Unlocking Heisenberg Sensitivity with Sequential Weak Measurement Preparation

TL;DR

This paper introduces a sequential measurement protocol to generate highly entangled spin states for quantum metrology, achieving Heisenberg-limited sensitivity without nonlinear interactions, suitable for current experiments.

Contribution

A novel sequential measurement-based protocol for preparing large-scale entangled states that enable quantum-enhanced metrology at the Heisenberg limit.

Findings

Generated highly entangled spin states without nonlinear interactions.

Achieved Heisenberg-limited sensitivity under symmetric coupling.

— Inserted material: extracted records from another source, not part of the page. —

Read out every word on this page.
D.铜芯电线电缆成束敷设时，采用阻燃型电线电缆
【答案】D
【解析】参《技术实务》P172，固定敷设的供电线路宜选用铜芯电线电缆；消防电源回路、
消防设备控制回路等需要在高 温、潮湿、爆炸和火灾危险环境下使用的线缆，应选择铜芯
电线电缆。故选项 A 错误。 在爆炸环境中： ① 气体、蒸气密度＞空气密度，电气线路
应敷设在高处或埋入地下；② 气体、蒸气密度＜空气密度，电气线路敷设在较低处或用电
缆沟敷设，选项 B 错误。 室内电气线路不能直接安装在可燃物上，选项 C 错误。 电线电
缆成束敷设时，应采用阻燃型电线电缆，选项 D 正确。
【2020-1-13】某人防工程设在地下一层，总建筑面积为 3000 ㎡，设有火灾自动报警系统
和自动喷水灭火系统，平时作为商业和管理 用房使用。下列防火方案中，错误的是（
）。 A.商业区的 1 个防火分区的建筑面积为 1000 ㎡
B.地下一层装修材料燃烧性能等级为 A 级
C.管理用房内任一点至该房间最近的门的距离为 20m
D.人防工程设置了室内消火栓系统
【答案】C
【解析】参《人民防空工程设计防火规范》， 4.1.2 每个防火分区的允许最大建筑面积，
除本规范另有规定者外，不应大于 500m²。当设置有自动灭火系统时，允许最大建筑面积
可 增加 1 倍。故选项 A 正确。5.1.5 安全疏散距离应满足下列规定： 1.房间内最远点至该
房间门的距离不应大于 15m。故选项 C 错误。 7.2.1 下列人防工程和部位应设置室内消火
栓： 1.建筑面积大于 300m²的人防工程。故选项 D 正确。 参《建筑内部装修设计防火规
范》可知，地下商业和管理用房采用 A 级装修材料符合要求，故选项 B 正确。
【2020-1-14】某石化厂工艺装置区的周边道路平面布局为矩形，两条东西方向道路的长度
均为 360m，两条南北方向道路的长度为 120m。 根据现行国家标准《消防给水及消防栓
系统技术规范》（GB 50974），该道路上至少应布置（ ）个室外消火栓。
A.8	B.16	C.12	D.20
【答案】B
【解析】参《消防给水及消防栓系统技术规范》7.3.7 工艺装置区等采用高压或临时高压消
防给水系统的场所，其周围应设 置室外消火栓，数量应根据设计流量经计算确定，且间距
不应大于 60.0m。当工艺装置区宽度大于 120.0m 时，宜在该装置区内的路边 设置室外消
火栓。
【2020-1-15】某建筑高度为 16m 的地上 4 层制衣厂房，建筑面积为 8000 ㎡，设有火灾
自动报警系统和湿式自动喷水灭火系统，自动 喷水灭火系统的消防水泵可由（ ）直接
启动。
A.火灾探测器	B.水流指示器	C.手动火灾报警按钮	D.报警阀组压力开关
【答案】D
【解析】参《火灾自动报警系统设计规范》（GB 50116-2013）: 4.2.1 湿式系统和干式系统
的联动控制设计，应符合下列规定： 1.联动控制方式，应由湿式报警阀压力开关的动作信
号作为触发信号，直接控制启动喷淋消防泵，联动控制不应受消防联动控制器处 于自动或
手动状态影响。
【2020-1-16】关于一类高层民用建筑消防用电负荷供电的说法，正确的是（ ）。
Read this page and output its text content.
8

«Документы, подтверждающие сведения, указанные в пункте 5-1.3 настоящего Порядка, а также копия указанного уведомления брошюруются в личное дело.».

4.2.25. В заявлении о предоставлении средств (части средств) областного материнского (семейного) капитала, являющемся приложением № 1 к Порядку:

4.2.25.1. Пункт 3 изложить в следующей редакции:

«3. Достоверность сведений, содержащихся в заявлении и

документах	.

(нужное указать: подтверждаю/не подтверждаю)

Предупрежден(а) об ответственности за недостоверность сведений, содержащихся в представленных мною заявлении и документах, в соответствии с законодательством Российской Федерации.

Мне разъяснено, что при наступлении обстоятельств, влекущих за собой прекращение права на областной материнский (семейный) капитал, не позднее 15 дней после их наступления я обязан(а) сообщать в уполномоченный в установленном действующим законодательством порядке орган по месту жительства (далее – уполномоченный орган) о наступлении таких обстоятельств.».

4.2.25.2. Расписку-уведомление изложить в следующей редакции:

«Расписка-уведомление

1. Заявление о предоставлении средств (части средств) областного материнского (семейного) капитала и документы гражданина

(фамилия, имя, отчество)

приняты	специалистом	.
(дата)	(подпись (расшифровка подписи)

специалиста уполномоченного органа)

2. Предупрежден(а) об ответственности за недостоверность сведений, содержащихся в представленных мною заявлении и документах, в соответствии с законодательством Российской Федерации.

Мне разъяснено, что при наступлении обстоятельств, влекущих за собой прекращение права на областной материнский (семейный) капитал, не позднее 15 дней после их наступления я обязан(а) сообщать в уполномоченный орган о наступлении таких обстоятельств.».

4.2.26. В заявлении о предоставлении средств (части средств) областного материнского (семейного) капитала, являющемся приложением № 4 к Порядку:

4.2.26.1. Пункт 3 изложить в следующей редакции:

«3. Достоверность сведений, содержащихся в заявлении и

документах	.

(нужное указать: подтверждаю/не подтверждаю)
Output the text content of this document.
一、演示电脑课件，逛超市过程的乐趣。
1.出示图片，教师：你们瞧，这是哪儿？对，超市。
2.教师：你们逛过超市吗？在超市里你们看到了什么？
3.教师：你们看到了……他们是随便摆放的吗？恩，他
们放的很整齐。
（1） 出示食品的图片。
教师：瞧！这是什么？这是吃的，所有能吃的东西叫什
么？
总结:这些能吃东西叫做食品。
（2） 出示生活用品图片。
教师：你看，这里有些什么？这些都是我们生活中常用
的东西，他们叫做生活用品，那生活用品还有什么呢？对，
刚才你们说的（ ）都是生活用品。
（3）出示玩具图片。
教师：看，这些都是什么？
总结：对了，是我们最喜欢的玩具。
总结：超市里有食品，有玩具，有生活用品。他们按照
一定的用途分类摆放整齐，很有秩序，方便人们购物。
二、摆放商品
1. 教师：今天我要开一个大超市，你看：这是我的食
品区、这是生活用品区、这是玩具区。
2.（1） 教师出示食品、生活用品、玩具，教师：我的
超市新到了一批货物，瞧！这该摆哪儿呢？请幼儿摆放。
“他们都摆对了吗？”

Identified optimal preparation windows for asymmetric couplings.

Abstract

We propose a state preparation protocol based on sequential measurements of a central spin coupled with a spin ensemble, and investigate the usefulness of the generated multi-spin states for quantum enhanced metrology. Our protocol is shown to generate highly entangled spin states, devoid of the necessity for non-linear spin interactions. The metrological sensitivity of the resulting state surpasses the standard quantum limit, reaching the Heisenberg limit under symmetric coupling strength conditions. We also explore asymmetric coupling strengths, identifying specific preparation windows in time for optimal sensitivity. Our findings introduce a novel method for generating large-scale, non-classical, entangled states, enabling quantum-enhanced metrology within current experimental capabilities.